9. It can remember your ongoing projects

Projects with memory — inside Cowork, you can create a named Project. Claude keeps context scoped to that project across sessions. You can prompt it to "build on last week's report" and it knows what that means. For beginners, this is the first real taste of Claude behaving like a collaborator rather than a fresh session every time.


10. You can install plugins tuned to your job

Role plugins — go to Cowork, then Customize, then Browse Plugins. There are plugins for marketing, legal, HR, finance, and more. Each one comes pre-loaded with relevant commands and workflows. A marketing plugin gives you /draft-content. A legal plugin gives you contract review templates. You install it, optionally configure it for your company context, and it changes how Claude responds to you in that domain.


11. Claude can ask you the right questions before it starts

AskUserQuestion — add the phrase "use AskUserQuestion" to any prompt. Instead of guessing what you mean, Claude generates a structured form with clickable options. You click your answers. It uses those answers to do the actual task. For beginners who struggle to write detailed prompts, this is a legitimate workaround. Let Claude surface the questions it needs answered rather than trying to anticipate them yourself.
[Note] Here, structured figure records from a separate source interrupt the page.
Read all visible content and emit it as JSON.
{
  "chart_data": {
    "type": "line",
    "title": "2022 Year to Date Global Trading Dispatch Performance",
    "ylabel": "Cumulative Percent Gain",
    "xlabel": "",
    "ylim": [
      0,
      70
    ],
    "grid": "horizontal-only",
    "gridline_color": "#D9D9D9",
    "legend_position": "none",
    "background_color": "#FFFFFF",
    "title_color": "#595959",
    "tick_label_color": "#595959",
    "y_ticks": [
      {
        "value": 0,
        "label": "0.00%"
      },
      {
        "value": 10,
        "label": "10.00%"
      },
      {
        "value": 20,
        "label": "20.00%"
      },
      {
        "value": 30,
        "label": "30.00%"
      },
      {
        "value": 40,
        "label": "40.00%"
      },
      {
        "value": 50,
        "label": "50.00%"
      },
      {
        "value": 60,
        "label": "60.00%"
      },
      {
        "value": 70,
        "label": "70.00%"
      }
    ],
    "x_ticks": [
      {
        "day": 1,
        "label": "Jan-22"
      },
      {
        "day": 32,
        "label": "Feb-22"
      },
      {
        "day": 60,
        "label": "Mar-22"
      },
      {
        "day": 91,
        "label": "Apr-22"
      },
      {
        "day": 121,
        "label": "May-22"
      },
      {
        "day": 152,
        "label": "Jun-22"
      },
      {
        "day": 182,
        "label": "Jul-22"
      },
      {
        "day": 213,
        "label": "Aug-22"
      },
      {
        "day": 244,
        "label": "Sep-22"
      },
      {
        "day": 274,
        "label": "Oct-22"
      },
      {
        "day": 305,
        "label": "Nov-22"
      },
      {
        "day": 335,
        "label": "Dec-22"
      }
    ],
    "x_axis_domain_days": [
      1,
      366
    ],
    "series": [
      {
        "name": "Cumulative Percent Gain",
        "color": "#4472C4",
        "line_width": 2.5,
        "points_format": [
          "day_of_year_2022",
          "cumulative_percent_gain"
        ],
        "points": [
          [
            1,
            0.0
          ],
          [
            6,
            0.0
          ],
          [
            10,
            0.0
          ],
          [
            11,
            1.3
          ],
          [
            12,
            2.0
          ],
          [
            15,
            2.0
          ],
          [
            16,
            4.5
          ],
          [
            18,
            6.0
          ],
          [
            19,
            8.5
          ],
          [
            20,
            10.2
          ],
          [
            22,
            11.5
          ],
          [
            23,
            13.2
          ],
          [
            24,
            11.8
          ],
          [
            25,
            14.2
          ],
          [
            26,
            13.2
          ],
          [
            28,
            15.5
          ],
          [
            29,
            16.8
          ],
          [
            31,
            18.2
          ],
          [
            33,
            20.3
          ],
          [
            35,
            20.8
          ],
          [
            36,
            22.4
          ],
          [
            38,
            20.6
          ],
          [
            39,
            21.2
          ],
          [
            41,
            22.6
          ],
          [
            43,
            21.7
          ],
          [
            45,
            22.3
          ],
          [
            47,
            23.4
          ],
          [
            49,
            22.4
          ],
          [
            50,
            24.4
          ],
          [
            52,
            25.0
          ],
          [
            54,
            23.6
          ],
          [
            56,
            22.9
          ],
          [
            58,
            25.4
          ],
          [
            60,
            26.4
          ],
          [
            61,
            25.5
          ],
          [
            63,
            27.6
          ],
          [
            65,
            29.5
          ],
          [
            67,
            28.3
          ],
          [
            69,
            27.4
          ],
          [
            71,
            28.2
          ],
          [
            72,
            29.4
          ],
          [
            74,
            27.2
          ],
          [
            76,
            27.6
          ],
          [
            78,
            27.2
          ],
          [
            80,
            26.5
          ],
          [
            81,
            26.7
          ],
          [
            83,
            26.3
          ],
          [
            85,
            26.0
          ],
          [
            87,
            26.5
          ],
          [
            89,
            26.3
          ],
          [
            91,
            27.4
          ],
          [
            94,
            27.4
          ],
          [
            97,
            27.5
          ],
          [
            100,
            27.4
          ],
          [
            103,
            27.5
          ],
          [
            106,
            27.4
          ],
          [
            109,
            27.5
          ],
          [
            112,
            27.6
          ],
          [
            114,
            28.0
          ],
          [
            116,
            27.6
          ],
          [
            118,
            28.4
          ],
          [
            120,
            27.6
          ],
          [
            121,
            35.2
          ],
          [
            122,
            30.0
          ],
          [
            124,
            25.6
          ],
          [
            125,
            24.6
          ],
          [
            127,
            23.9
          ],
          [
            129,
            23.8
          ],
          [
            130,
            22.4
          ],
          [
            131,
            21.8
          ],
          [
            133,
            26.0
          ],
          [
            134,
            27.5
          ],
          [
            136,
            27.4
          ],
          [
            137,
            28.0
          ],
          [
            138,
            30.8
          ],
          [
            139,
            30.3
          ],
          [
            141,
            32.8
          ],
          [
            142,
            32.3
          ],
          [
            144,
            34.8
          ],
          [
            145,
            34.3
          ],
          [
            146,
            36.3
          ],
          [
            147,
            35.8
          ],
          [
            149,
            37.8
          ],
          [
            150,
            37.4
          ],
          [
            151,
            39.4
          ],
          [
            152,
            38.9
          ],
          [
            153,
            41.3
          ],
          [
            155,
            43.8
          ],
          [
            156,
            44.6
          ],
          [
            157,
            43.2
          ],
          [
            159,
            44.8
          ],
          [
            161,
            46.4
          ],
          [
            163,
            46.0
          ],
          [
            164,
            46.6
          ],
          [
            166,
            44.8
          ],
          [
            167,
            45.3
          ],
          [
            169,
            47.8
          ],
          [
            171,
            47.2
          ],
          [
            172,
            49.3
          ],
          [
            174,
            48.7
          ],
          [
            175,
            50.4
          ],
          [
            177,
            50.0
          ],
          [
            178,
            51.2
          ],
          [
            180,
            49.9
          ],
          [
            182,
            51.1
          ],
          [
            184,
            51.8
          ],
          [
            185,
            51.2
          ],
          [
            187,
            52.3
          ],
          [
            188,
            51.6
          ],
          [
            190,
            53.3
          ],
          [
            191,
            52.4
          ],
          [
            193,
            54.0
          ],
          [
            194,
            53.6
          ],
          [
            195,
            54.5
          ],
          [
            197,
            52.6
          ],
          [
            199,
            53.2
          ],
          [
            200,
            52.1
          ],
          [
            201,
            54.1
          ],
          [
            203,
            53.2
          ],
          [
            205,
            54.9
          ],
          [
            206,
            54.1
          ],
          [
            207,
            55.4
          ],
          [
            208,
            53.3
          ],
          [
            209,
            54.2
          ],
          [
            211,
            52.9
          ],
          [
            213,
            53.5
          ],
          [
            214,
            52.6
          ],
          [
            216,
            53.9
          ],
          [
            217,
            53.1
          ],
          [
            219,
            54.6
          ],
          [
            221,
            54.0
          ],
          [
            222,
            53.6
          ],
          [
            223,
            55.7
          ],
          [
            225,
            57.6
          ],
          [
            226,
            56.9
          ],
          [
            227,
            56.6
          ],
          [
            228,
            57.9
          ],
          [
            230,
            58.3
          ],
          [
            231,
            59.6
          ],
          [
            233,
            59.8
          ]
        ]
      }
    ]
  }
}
12. It has a built-in design tool

Claude Design — look for the palette icon in the toolbar inside the chat interface. Click it, describe what you want to create — a logo concept, a social post layout, a simple infographic — and Claude builds it live in the canvas. You can refine it with comments, adjust with sliders, or export it as a PDF, PPTX, or image. For beginners, it removes the need to open a separate design tool for simple visual tasks.


Claude is not magic. It is a set of tools that reward the people who take the time to understand what each one actually does. Start with one feature this week. Not twelve. One. That is how the gap closes.